Su questo si sono autore volmente espresse sia la Corte Costituzione che quella di Cassazione: “non è […] il pensiero ad essere giudicato, ma la sua offensività al, rispetto della reputazione e dell’onore, quali diritti della personalità di pari rango – per il tramite dell’articolo 2 della Costituzione – rispetto alla libertà di manifestazione del pensiero e dunque suscettibili di configurare un limite alla medesima”.
La libertà di parola e di espressione del pensiero non è illimitata e ci deve essere un bilanciamento con altri diritti di rango uguale se non superiore, quali il rispetto delle persone e della loro identità, dignità e personalità. Lo stesso discorso vale per la libertà di insegnamento, a meno che qualcuno non intenda trasformare i pulpiti e le scuole e le famiglie cattoliche in luoghi dove si diffondano discorsi e si compiano delitti di odio, il che mi sembra difficile da pensare.
L’affermazione che ci troviamo di fronte ad “una verità antropologica, biblicamente fondata” mi sembra molto forte e comunque eventualmente di interesse solo per i credenti. Mi limito solo ad osservare quante affermazioni contenute nella Bibbia come la schiavitù, l’uccisione del figlio che disobbedisce, la subordinazione della donna, oggi sono state totalmente abbandonate.
Quanto alla possibilità per enti ecclesiastici o di ispirazione cristiana di licenziare dipendenti che “tengano nella vita privata un comportamento non conforme alla dottrina” questo è un falso problema e mal posto. Qui non parliamo di comportamenti ma di identità delle persone che sul posto di lavoro vanno tutelate e ci sono le leggi per questo e non devono essere soggette a comportamenti antidiscriminatori.
Non poteva naturalmente mancare un richiamo al “pensiero unico”, al “politicamente corretto, che piace ai media e ai salotti televisivi”, e quindi al “relativismo”. È una serie di banalità ma che racchiudono una pericolosa impostazione ed un rovesciamento delle posizioni che tendono a trasformare le vittime in carnefici e viceversa. Tra l’altro appartengono più ad un linguaggio politico che tende a contrapporre pochi cattivi egemoni sui molti, le élite al popolo (buono per definizione).
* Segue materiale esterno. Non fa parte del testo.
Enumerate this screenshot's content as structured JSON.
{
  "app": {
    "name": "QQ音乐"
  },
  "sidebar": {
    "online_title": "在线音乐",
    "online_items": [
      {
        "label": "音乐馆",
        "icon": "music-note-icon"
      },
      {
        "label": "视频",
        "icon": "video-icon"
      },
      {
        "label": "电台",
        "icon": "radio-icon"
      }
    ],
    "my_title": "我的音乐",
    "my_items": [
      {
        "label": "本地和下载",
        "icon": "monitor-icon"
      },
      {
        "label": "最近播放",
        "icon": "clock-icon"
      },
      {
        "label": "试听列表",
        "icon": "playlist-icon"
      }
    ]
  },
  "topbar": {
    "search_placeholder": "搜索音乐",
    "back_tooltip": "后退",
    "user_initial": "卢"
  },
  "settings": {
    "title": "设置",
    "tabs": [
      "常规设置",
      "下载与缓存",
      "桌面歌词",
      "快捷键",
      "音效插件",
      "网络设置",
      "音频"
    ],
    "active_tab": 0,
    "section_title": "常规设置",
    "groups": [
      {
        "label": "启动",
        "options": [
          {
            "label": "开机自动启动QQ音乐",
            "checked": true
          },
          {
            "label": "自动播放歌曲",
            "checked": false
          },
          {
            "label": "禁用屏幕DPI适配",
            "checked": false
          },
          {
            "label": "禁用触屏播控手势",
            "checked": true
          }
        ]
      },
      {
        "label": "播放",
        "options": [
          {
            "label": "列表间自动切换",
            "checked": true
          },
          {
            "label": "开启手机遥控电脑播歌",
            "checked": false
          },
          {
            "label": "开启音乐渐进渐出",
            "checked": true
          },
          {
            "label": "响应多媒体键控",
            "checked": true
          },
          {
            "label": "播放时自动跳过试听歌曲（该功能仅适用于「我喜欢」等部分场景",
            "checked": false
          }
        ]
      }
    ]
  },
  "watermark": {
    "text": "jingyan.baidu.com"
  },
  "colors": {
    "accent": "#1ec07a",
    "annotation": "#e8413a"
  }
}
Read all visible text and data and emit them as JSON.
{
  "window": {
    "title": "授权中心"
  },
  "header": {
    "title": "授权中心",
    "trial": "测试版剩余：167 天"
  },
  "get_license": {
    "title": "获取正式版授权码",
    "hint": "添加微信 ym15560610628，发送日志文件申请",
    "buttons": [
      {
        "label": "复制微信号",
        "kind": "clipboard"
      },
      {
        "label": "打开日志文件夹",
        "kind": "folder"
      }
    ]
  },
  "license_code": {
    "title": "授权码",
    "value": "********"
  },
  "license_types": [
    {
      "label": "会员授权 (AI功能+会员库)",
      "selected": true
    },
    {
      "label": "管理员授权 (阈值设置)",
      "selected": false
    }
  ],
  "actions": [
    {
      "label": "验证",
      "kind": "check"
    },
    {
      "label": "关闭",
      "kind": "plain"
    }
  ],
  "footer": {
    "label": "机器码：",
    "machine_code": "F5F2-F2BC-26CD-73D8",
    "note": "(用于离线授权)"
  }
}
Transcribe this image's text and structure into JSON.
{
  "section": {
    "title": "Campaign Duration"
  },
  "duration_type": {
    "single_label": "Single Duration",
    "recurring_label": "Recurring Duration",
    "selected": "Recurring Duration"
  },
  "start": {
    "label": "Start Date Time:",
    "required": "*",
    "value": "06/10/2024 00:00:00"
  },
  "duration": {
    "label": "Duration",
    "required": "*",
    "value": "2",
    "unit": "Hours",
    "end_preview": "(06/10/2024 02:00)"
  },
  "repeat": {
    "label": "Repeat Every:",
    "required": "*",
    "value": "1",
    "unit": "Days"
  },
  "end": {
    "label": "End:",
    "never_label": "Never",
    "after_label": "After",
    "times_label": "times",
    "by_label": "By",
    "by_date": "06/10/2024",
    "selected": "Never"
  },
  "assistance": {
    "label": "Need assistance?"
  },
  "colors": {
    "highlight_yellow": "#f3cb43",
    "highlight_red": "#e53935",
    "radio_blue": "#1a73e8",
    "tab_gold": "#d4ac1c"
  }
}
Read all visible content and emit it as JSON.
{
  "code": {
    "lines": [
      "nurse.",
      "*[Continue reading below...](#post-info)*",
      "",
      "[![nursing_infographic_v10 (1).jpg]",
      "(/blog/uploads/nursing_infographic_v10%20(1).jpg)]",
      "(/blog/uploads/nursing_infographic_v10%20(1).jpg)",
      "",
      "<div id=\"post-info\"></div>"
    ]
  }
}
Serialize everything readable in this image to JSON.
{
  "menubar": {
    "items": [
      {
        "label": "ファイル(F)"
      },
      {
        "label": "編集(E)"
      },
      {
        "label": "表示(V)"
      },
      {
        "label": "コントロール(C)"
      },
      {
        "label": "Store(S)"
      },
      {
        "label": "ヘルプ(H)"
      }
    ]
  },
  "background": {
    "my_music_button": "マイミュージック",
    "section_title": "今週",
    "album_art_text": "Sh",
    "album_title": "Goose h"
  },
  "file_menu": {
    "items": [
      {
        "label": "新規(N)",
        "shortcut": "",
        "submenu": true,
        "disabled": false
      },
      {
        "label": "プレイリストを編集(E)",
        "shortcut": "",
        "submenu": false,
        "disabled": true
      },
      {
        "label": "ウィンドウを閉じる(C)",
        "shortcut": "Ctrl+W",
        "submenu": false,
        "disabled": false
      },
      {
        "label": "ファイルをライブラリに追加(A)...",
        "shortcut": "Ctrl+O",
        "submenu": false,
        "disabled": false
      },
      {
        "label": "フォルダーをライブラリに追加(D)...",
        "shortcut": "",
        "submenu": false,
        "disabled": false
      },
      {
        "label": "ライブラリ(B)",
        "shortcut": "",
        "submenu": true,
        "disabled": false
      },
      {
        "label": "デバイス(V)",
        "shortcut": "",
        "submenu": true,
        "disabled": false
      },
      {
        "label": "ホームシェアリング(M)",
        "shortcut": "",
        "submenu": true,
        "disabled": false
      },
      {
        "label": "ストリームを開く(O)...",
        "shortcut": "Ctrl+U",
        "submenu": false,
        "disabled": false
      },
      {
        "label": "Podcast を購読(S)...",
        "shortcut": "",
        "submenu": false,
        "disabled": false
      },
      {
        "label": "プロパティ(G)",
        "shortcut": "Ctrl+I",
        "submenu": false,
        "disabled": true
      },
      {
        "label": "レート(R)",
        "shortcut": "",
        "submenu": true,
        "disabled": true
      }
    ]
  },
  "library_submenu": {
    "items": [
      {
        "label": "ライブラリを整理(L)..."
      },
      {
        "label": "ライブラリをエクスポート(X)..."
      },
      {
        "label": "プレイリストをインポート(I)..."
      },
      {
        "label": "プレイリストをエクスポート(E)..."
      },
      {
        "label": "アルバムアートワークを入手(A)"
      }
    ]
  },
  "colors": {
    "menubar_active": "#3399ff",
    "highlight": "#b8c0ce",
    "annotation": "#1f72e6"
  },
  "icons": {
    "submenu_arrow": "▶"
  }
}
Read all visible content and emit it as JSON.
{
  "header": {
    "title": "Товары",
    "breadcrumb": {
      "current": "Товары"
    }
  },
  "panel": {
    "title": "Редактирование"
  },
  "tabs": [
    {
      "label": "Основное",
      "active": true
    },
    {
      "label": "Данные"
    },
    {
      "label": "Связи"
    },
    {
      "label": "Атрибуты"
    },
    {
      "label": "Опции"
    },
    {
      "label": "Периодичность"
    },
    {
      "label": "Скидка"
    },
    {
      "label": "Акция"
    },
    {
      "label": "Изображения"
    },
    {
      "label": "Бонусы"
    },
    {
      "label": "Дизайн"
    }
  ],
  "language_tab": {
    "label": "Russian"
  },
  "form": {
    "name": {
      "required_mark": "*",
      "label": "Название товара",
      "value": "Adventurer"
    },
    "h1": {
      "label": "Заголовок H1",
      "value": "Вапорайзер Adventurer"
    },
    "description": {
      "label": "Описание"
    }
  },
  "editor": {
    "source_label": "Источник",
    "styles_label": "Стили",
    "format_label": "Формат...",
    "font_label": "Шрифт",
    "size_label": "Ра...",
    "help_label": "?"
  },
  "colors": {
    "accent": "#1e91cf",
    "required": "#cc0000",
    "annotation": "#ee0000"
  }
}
Detto da un esponente della gerarchia cattolica che certamente fa parte a pieno titolo del ceto dirigente e che ha la possibilità di essere amplificato enormemente dai media è quantomeno esilarante. Quanto al relativismo etico questo è un linguaggio datato che mi pare appartenga più al papa emerito Benedetto XVI° che a Francesco mentre l’obiettivo “ideologico” è chiaro che ce l’hanno solo gli avversari.
Noi molto modestamente ci battiamo, non contro ma per una società inclusiva che capisca, apprezzi e valorizzi il pluralismo delle identità e non le mortifichi in nome di una verità di fede imposta contro ogni evidenza».